Anode passivation: During electrolysis, a dense oxide film gradually forms on the anode surface. This film significantly increases resistance, hindering the proper dissolution of antimony and forcing the cell voltage to rise. Anode passivation can be caused by a variety of factors. Excessive current density is a common cause, accelerating chemical reactions on the anode surface and prompting the rapid formation of the oxide film. Insufficient F⁻ ion concentration in the electrolyte can also contribute to passivation, as F⁻ ions play a crucial role in maintaining anode activity during electrolysis. Furthermore, impurities in the anode material can interfere with the normal electrolysis reaction, leading to passivation.

Uneven dissolution: Poor anode plate quality or improperly set inter-electrode spacing can lead to different dissolution rates in different parts of the anode. Some areas dissolve rapidly, while others dissolve slowly, ultimately forming a jagged or lumpy anode residue.

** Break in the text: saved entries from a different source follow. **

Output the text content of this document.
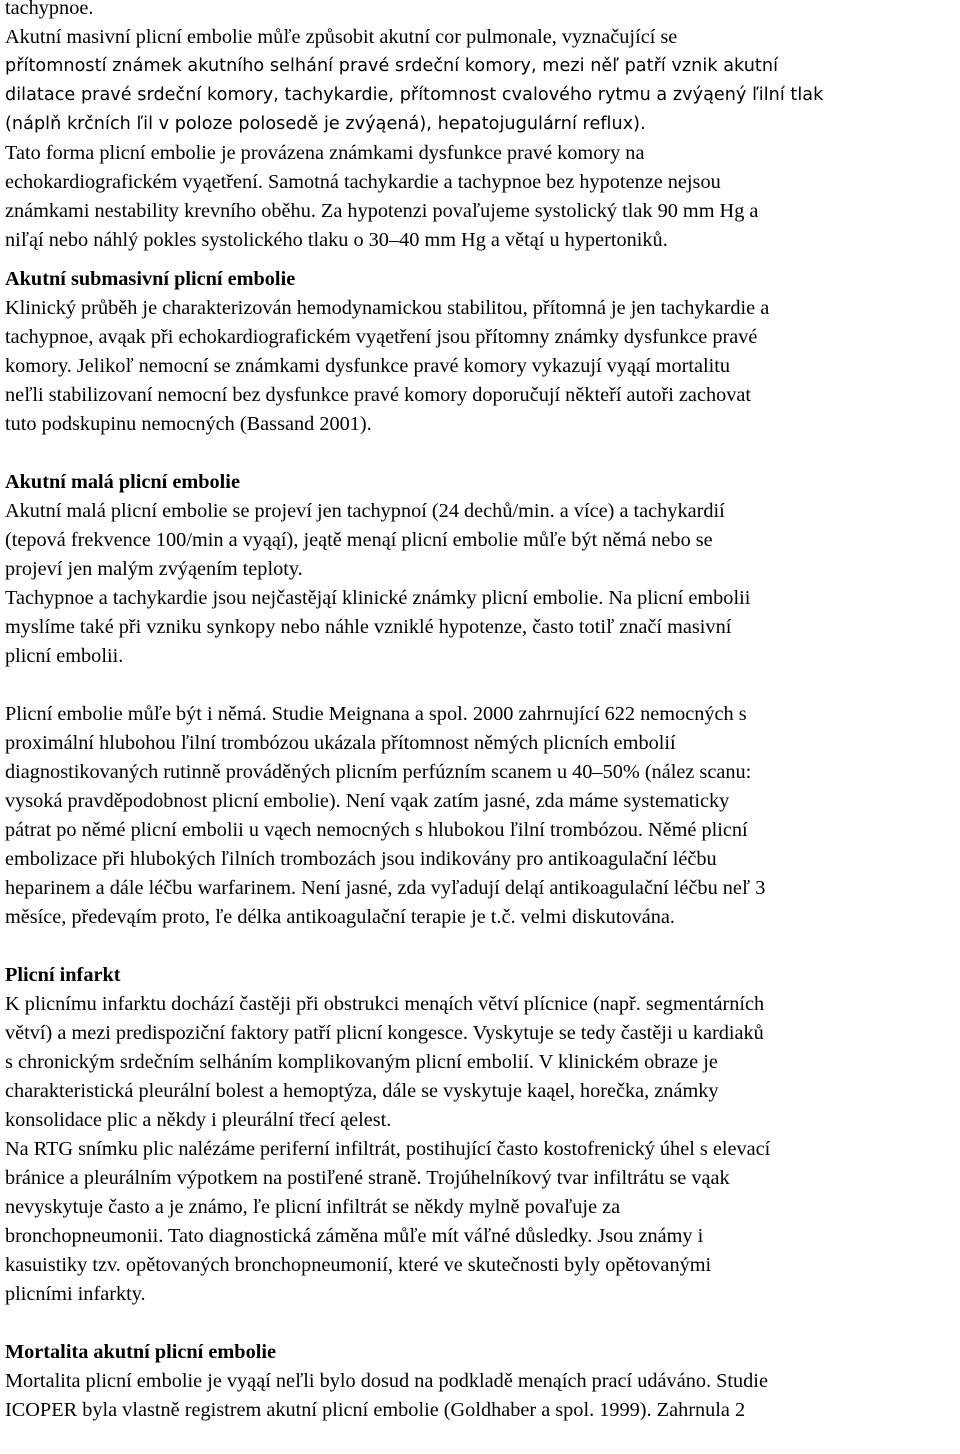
tachypnoe.
Akutní masivní plicní embolie můľe způsobit akutní cor pulmonale, vyznačující se
přítomností známek akutního selhání pravé srdeční komory, mezi něľ patří vznik akutní
dilatace pravé srdeční komory, tachykardie, přítomnost cvalového rytmu a zvýąený ľilní tlak
(náplň krčních ľil v poloze polosedě je zvýąená), hepatojugulární reflux).
Tato forma plicní embolie je provázena známkami dysfunkce pravé komory na
echokardiografickém vyąetření. Samotná tachykardie a tachypnoe bez hypotenze nejsou
známkami nestability krevního oběhu. Za hypotenzi povaľujeme systolický tlak 90 mm Hg a
niľąí nebo náhlý pokles systolického tlaku o 30–40 mm Hg a větąí u hypertoniků.
Akutní submasivní plicní embolie
Klinický průběh je charakterizován hemodynamickou stabilitou, přítomná je jen tachykardie a
tachypnoe, avąak při echokardiografickém vyąetření jsou přítomny známky dysfunkce pravé
komory. Jelikoľ nemocní se známkami dysfunkce pravé komory vykazují vyąąí mortalitu
neľli stabilizovaní nemocní bez dysfunkce pravé komory doporučují někteří autoři zachovat
tuto podskupinu nemocných (Bassand 2001).
Akutní malá plicní embolie
Akutní malá plicní embolie se projeví jen tachypnoí (24 dechů/min. a více) a tachykardií
(tepová frekvence 100/min a vyąąí), jeątě menąí plicní embolie můľe být němá nebo se
projeví jen malým zvýąením teploty.
Tachypnoe a tachykardie jsou nejčastějąí klinické známky plicní embolie. Na plicní embolii
myslíme také při vzniku synkopy nebo náhle vzniklé hypotenze, často totiľ značí masivní
plicní embolii.
Plicní embolie můľe být i němá. Studie Meignana a spol. 2000 zahrnující 622 nemocných s
proximální hlubohou ľilní trombózou ukázala přítomnost němých plicních embolií
diagnostikovaných rutinně prováděných plicním perfúzním scanem u 40–50% (nález scanu:
vysoká pravděpodobnost plicní embolie). Není vąak zatím jasné, zda máme systematicky
pátrat po němé plicní embolii u vąech nemocných s hlubokou ľilní trombózou. Němé plicní
embolizace při hlubokých ľilních trombozách jsou indikovány pro antikoagulační léčbu
heparinem a dále léčbu warfarinem. Není jasné, zda vyľadují deląí antikoagulační léčbu neľ 3
měsíce, předevąím proto, ľe délka antikoagulační terapie je t.č. velmi diskutována.
Plicní infarkt
K plicnímu infarktu dochází častěji při obstrukci menąích větví plícnice (např. segmentárních
větví) a mezi predispoziční faktory patří plicní kongesce. Vyskytuje se tedy častěji u kardiaků
s chronickým srdečním selháním komplikovaným plicní embolií. V klinickém obraze je
charakteristická pleurální bolest a hemoptýza, dále se vyskytuje kaąel, horečka, známky
konsolidace plic a někdy i pleurální třecí ąelest.
Na RTG snímku plic nalézáme periferní infiltrát, postihující často kostofrenický úhel s elevací
bránice a pleurálním výpotkem na postiľené straně. Trojúhelníkový tvar infiltrátu se vąak
nevyskytuje často a je známo, ľe plicní infiltrát se někdy mylně povaľuje za
bronchopneumonii. Tato diagnostická záměna můľe mít váľné důsledky. Jsou známy i
kasuistiky tzv. opětovaných bronchopneumonií, které ve skutečnosti byly opětovanými
plicními infarkty.
Mortalita akutní plicní embolie
Mortalita plicní embolie je vyąąí neľli bylo dosud na podkladě menąích prací udáváno. Studie
ICOPER byla vlastně registrem akutní plicní embolie (Goldhaber a spol. 1999). Zahrnula 2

This uneven dissolution can severely impact current efficiency, preventing full utilization of electrical energy. It can also reduce the quality of the cathode antimony, impacting the purity and performance of the product.

Anode slime shedding: When impurity levels (such as arsenic and copper) in the anode plate exceed normal limits, a thick layer of anode slime forms during the electrolysis process. If this layer is not firmly attached, it will fall off in large quantities. This shed anode slime enters the electrolyte, contaminating it and affecting the stability of the electrolysis process. It can also adhere to the cathode, reducing the purity and quality of the cathode product and complicating subsequent handling and processing.